Com um governo eleito para “enterrar o neoliberalismo” aplicando a “política de ajuste” de modo mais radical do que o antecessor Piñera, não foi difícil à extrema-direita redirecionar seus bots em massa, que em setembro passado diziam que o Chile “se dividiria em muitas nações” e os cultos “seriam proibidos aos cristãos”, para a atualizada versão de que as ameaças viriam do “crime, imigração e inflação descontrolados” sob “um governo falido”. Acusações que deputados da base do governo Boric admitiam ser muito difícil responder nas bases populares.

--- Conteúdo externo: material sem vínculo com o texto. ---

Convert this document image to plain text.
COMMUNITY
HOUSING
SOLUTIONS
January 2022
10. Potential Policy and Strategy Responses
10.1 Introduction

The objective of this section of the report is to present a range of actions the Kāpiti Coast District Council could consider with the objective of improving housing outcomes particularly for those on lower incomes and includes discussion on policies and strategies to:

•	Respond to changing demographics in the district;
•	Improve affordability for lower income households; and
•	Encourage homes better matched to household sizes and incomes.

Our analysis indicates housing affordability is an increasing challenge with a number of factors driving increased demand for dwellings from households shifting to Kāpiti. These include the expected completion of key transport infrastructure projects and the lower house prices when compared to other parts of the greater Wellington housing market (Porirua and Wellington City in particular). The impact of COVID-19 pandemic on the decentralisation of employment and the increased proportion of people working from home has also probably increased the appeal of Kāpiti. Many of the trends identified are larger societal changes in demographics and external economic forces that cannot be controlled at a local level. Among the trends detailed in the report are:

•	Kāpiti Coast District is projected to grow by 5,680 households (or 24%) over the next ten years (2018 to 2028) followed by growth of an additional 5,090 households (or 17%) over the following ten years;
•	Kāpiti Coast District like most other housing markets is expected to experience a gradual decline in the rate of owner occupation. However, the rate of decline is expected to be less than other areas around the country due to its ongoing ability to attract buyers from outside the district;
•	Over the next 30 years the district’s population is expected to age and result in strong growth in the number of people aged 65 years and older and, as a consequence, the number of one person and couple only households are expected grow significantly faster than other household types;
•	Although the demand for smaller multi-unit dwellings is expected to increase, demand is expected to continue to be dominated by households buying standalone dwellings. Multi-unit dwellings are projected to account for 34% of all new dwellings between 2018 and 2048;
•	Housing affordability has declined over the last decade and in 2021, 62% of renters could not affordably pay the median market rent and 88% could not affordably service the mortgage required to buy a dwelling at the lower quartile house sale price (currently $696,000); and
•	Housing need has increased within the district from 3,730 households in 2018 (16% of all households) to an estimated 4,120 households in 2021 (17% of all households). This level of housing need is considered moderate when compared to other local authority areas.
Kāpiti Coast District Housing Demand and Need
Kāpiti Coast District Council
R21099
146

ENXURRADA INÉDITA DE VOTOS NULOS

Outro ingrediente importante desse resultado foi a inédita amplitude dos votos nulos, que passaram de 1,5% no pleito de setembro passado para 17% agora. Nulos e brancos somaram no domingo quase 2,7 milhões de votos, também refletindo a insatisfação chilena que se generaliza, caso contrário como explicar que milhões saíram de seus lares para votar nulo? A isso deve-se registrar que setores de identitaristas optaram por fazer campanha pelo voto nulo, alegando protesto contra o que consideraram um procedimento excludente, acordado pelo parlamento chileno, para regular o atual processo constitucional.

Assim, uma parte importante desses votos nulos em excesso seriam da esquerda, no entender de um articulista do jornal El Siglo, do PC chileno, e ex-colaborador do governo Allende, Miguel Lawner. El Siglo estimou a perda de votos em relação à eleição presidencial e até ao plebiscito de setembro em “mais de um milhão e duzentos mil”, após comparar a votação recebida nos dois pleitos prévios, de 4,8 milhões de votos, com os 3,6 milhões agora.

Bastaria metade dos votos nulos para a Unidade pelo Chile, ultrapassar a votação da extrema-direita, ainda que por pouca margem.